So Justin Searls wrote a great post the other day on The Failures of “Intro to TDD”, and then Bob Martin wrote a great counterpoint to it. Both the posts are well worth reading, though these days I find that the latter of the two is closer to my own practice. But what I really want to talk about is Angela Harms’s response, calling attention to the way Bob Martin’s article is shaped by working in languages with strong refactoring tools:
Bob describes the TDD I know & love, but also mentions alt-ctrl-m, which is not something our JavaScript friends have access to. Wondering.

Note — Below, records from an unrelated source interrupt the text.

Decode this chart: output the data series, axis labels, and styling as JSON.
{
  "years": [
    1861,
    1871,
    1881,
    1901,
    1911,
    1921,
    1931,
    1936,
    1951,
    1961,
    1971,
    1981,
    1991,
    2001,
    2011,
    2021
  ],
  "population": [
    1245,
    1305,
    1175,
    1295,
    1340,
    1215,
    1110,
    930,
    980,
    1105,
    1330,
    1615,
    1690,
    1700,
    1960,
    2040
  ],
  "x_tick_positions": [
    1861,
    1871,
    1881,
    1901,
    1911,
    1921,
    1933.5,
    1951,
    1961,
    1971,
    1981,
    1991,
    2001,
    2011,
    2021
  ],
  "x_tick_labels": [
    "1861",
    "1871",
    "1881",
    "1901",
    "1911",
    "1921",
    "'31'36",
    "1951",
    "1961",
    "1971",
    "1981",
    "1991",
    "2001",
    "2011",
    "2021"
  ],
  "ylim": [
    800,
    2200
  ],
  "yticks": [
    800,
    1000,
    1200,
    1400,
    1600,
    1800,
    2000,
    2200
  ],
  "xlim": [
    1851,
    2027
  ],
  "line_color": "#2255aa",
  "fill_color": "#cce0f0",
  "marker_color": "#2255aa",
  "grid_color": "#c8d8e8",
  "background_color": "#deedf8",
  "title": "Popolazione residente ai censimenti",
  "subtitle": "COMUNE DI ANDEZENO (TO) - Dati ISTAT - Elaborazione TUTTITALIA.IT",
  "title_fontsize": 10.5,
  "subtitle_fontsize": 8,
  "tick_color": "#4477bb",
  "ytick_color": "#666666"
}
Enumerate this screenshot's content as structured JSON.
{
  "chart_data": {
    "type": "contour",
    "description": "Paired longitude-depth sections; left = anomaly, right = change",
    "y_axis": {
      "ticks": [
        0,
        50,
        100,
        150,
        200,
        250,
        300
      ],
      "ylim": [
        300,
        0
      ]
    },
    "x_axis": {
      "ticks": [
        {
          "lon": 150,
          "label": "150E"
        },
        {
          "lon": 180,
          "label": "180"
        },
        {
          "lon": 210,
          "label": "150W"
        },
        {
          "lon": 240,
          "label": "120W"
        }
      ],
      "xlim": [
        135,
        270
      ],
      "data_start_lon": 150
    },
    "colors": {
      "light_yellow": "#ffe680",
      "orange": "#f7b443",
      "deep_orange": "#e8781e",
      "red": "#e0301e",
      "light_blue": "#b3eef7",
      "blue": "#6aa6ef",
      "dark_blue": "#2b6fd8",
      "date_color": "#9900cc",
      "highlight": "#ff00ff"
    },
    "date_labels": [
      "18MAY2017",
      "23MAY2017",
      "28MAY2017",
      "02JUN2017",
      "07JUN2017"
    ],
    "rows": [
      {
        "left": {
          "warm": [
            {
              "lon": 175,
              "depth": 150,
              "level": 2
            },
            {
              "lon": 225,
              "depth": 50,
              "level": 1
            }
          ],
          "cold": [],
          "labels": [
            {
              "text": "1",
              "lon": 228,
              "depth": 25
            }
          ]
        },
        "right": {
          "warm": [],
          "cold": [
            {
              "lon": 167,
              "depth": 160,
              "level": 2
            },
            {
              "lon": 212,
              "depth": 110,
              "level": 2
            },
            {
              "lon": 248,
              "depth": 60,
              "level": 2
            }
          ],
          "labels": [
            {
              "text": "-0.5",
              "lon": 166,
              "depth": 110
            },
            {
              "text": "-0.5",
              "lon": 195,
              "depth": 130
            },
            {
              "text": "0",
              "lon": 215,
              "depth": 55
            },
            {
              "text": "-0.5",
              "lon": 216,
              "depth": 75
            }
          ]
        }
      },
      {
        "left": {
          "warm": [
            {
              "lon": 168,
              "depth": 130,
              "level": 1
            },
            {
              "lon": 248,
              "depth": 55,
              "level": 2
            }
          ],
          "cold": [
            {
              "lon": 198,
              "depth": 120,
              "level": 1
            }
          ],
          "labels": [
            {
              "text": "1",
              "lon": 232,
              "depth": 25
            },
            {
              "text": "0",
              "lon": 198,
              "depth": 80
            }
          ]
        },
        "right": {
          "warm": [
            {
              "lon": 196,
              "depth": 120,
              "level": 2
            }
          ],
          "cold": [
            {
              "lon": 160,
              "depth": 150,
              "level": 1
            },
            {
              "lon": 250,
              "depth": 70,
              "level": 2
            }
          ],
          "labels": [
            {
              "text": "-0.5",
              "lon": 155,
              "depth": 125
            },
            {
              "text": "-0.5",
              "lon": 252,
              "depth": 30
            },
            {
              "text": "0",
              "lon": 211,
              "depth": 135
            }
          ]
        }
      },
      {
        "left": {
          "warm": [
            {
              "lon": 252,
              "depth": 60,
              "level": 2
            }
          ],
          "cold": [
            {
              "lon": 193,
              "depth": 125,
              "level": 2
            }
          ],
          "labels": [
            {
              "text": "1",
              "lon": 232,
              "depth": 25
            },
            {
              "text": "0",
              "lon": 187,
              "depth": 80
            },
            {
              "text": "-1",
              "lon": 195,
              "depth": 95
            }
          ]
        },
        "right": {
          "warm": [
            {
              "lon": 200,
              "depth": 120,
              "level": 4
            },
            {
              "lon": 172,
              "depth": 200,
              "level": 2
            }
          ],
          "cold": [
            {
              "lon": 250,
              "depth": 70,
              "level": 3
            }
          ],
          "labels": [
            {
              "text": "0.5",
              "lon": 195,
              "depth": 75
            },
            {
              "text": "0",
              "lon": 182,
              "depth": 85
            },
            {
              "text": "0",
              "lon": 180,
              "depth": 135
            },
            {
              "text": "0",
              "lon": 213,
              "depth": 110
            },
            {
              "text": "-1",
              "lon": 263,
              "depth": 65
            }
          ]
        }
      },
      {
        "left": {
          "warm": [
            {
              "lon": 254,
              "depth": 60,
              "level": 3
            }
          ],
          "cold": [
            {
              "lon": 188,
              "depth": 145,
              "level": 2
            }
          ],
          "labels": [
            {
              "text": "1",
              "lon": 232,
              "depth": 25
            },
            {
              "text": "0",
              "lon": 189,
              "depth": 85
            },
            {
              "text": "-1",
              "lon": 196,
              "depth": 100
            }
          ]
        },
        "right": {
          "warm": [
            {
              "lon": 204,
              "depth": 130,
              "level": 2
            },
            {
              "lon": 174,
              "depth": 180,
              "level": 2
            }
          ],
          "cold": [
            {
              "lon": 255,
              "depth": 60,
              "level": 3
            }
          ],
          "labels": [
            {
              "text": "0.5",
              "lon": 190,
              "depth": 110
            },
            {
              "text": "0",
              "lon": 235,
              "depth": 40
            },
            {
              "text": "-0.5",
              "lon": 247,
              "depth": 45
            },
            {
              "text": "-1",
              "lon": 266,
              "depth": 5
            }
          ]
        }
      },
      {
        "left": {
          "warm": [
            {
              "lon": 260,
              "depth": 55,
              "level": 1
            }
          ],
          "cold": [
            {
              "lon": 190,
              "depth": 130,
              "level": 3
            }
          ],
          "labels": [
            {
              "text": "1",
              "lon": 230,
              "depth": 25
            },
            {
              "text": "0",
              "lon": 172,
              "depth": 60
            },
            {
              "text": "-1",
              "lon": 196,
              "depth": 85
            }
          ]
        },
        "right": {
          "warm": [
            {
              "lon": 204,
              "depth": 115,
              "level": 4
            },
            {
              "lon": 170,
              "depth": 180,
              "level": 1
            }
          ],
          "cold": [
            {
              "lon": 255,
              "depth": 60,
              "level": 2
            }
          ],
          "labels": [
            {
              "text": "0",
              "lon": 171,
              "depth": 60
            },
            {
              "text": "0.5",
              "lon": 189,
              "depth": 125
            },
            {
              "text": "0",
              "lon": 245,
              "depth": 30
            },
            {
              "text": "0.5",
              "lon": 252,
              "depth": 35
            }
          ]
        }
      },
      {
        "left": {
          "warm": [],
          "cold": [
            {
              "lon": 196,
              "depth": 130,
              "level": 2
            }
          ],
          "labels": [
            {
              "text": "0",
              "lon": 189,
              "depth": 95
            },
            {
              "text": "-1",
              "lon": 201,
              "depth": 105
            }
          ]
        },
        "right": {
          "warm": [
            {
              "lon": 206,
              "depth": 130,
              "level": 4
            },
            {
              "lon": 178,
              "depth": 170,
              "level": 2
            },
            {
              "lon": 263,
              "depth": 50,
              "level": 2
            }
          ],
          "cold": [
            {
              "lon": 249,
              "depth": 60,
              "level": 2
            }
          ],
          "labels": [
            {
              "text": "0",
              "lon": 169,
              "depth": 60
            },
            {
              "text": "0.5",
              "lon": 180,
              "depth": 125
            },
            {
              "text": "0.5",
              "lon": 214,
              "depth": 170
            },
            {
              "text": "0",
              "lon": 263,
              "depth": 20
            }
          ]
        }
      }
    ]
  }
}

— Angela Harms (@angelaharms) January 29, 2014
This got me thinking! See, I recently experienced this contrast firsthand. From 2011 to 2012, I got to see what changed in the experience of working on a large Java project while we introduced Groovy into the code base – consciously trading in easier refactoring for a more flexible and dynamic language. I don’t think it made us more afraid of refactoring, but I do think it took conscious effort to keep the habit up as we lost tool support for it. I thought I’d take a few minutes this evening to think through what helped:
Practice the Fundamentals
Laura and I were actively preparing to run a workshop on refactoring techniques, meant to be accessible even to those without great tooling. This meant we were spending a lot of time running through several of the key refactorings by hand, step by step. As George Dinwiddie said in that Twitter thread:
@angelaharms @stevejxsn @joelhelbling Going back to step by step instructions in @martinfowler’s book works. More keystrokes, but not hard.
— George Dinwiddie (@gdinwiddie) January 29, 2014
Pick Your Battles
In Java, it was easier to dive into big refactoring efforts that would juggle around code from dozens of different classes. In Groovy, we’d concentrate our efforts on places where we could make relatively small changes with big structural significance. Frankly, I think this was much better for the overall quality of our code.
Give It Time
In Java, when we migrated from one way of doing things to another, we wouldn’t be satisfied until it was completely done. In Groovy, we got a lot more willing to let both approaches live side by side for a little while. If we changed a method signature, we might continue to support calling it both ways for a few weeks until we’d gotten a chance to update all the callers. If we’d extracted a class, we might keep delegating to it, rather than using it in isolation. This let us get important changes in even if we didn’t have time to “push them through all the way”, and also gave us a chance to try out the new design while it was still easy to migrate back.
Split Files at the End
This is a small technique, but I’ve found it a big help. These days, if I’m splitting out new classes or modules, I’ll almost always start by doing all the work in the same file I’m extracting them from. Then at the end, when I’m sure they’re ready to go, I’ll move them to their own file. Even if you plan to follow a standard of one-class-per-file, it helps a lot to have everything in one place when you’re first splitting up a class.
Use Tools When You Can
Even without great IDE support for refactoring, we still had some, and we used it whenever we could. Smaller, easier-to-implement refactorings like Rename or Move are often steps in bigger refactorings like Extract Class. Even where the IDE couldn’t refactor for us, it could help us find code that needed to be changed. If you have tools that can give you insight into your code, use them!
And remember: languages with poorer refactoring tools often have richer, more expressive syntax. This makes it harder for an IDE to refactor your code automatically, but means that you can make more meaningful changes in fewer lines of code.